DKIM was designed for SMTP and SMTP alone. It is not a model that can be
generalized to other protocols and we knew that at the time. It is
certainly not a pattern I would want people to repeat as a paragon.

IIM was a better approach if you wanted to go for policy. The
web-service-discovery draft above is basically taking ideas from IIM and
Stuart Cheshire's DNS Service Discovery work.

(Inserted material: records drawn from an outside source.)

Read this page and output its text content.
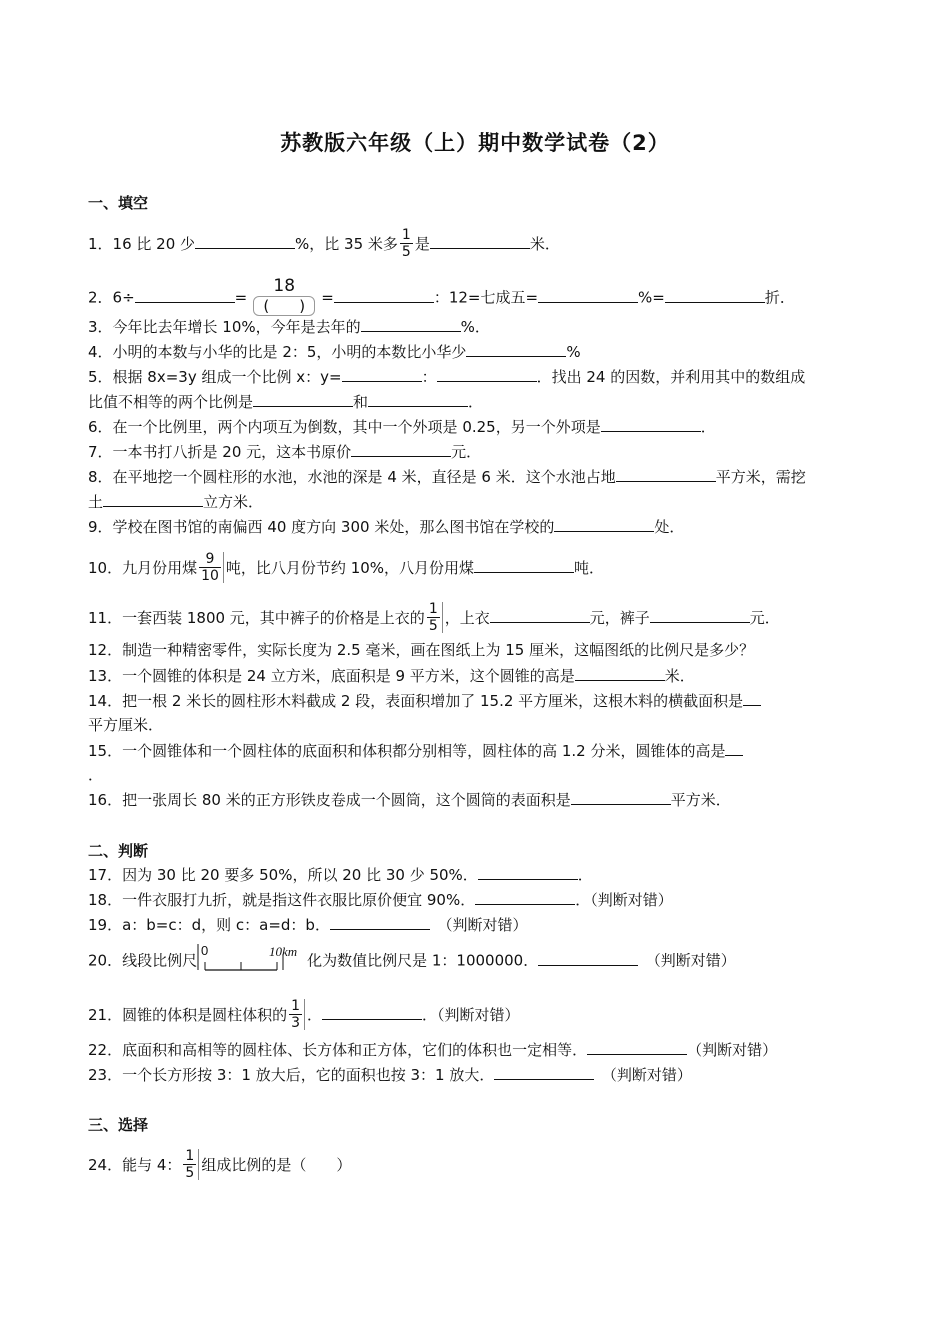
苏教版六年级（上）期中数学试卷（2）
一、填空
1．16 比 20 少	%，比 35 米多 $\frac{1}{5}$ 是	米．
2．6÷	=
18
(　　)	=	：12=七成五=	%=	折．
3．今年比去年增长 10%，今年是去年的	%．
4．小明的本数与小华的比是 2：5，小明的本数比小华少	%
5．根据 8x=3y 组成一个比例 x：y=	：	．找出 24 的因数，并利用其中的数组成
比值不相等的两个比例是	和	．
6．在一个比例里，两个内项互为倒数，其中一个外项是 0.25，另一个外项是	．
7．一本书打八折是 20 元，这本书原价	元．
8．在平地挖一个圆柱形的水池，水池的深是 4 米，直径是 6 米．这个水池占地	平方米，需挖
土	立方米．
9．学校在图书馆的南偏西 40 度方向 300 米处，那么图书馆在学校的	处．
10．九月份用煤 $\frac{9}{10}$ 吨，比八月份节约 10%，八月份用煤	吨．
11．一套西装 1800 元，其中裤子的价格是上衣的 $\frac{1}{5}$ ，上衣	元，裤子	元．
12．制造一种精密零件，实际长度为 2.5 毫米，画在图纸上为 15 厘米，这幅图纸的比例尺是多少？
13．一个圆锥的体积是 24 立方米，底面积是 9 平方米，这个圆锥的高是	米．
14．把一根 2 米长的圆柱形木料截成 2 段，表面积增加了 15.2 平方厘米，这根木料的横截面积是
平方厘米．
15．一个圆锥体和一个圆柱体的底面积和体积都分别相等，圆柱体的高 1.2 分米，圆锥体的高是
．
16．把一张周长 80 米的正方形铁皮卷成一个圆筒，这个圆筒的表面积是	平方米．
二、判断
17．因为 30 比 20 要多 50%，所以 20 比 30 少 50%．	．
18．一件衣服打九折，就是指这件衣服比原价便宜 90%．	．（判断对错）
19．a：b=c：d，则 c：a=d：b．　	（判断对错）
20．线段比例尺
0	10km 化为数值比例尺是 1：1000000．　	（判断对错）
21．圆锥的体积是圆柱体积的 $\frac{1}{3}$ ．	．（判断对错）
22．底面积和高相等的圆柱体、长方体和正方体，它们的体积也一定相等．	（判断对错）
23．一个长方形按 3：1 放大后，它的面积也按 3：1 放大．　	（判断对错）
三、选择
24．能与 4： $\frac{1}{5}$ 组成比例的是（　　）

Given where we are now with all SMTP using STARTTLS, I would probably look
> to implement TLS client auth instead which would allow fast restart to
> amortize the public key operations. But thats not where we were then.
>
> TLS doesn't do anything to help the end-to-end authentication.
>
DKIM provides 'middle to end' authentication, not end to end. Since it is
(usually) checked only in the middle, middle to middle might have been as
good a choice.

The reason I think it might have been the right approach is that we
wouldn't have needed to sit through the endless discussions of envelope vs
sender From, the vagaries of sending mail etc. But at the time it was the
wrong approach because much as I would have wanted to use spam to drive
STARTTLS deployment, that approach almost never works.